Katie Cappiello’s work as a writer or a showrunner may be inadequate or abusive, and she’s telling stories that haven’t been told, from students she’s helped. Both things can be true. The author of the above tweet, @franciathegreat says in other tweets that the trailer isn’t indicative of what the series is like, and that “it’s not some depressing degrassi ass show” (lollllll forever), and that it’s written by and stars her friends, so she’s probably not impartial – but it’s also possibly true that the people involved feel like their stories are being told.
So, should you watch? Pending response from Capiello or Netflix (an early Variety piece says House Of Cards creator Beau Willimon is also involved), my hot take is… yes.

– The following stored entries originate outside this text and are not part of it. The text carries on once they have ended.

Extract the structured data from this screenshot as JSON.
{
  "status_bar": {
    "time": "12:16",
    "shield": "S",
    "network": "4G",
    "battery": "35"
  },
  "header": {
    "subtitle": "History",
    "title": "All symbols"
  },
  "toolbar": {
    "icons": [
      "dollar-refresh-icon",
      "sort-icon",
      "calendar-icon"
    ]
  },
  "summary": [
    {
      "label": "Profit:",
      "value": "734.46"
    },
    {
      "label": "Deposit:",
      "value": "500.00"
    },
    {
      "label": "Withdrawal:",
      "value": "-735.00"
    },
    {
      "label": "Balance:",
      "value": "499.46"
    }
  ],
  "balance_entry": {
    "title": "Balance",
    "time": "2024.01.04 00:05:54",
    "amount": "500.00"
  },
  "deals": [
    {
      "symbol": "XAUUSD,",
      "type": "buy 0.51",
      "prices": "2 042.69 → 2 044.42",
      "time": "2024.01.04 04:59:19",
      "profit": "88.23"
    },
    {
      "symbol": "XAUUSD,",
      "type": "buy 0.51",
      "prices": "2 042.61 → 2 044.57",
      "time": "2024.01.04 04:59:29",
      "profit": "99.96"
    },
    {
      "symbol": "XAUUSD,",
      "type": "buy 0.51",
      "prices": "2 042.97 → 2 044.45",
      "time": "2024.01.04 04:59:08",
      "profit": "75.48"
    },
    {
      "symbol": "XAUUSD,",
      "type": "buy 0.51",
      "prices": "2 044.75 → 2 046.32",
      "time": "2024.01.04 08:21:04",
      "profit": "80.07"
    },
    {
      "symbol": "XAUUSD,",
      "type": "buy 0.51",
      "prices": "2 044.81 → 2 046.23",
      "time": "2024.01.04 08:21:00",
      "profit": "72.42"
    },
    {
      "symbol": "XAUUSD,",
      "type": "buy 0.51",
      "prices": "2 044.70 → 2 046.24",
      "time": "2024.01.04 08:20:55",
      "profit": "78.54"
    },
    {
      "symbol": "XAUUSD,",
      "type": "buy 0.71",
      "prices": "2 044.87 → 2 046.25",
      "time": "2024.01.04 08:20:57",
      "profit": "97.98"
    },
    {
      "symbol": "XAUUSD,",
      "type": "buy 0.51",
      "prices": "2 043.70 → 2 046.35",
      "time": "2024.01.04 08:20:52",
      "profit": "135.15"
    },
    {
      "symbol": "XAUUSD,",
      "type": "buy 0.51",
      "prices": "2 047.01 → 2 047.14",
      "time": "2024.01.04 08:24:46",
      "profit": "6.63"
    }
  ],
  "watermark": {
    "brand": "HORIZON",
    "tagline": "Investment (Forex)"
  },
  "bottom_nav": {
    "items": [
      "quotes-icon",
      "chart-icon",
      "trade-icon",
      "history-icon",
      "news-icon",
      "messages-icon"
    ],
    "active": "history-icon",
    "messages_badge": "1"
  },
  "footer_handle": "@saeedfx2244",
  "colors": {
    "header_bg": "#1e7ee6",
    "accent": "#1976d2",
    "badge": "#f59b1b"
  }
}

Because this is not the first or fifteenth time accusations of racism and silencing have been thrown at showrunners, even those in the teen space, even in the last year. What that tells me is that the same mistakes keep being made. I don’t know yet if Grand Army has made mistakes – and to be fair to the production team, if Peiffer and other members of the writing staff quit before all the episodes were in post, they may not have an accurate idea of what the end product looks like.
But we can’t fix problems of racial blindness and casual white supremacy if we don’t know what they look like. So I will watch the show, and I’d encourage anyone who cares about this space or this genre to do the same. And the homework assignment is, if after watching when it drops on October 16th, you see something (or many things) problematic, we ask how and why it came to be. If we don’t see something problematic – it could be that it isn’t there…
Or – and I suspect this is the point Peiffer is trying to make – it’s because we’ve been conditioned not to see it at all.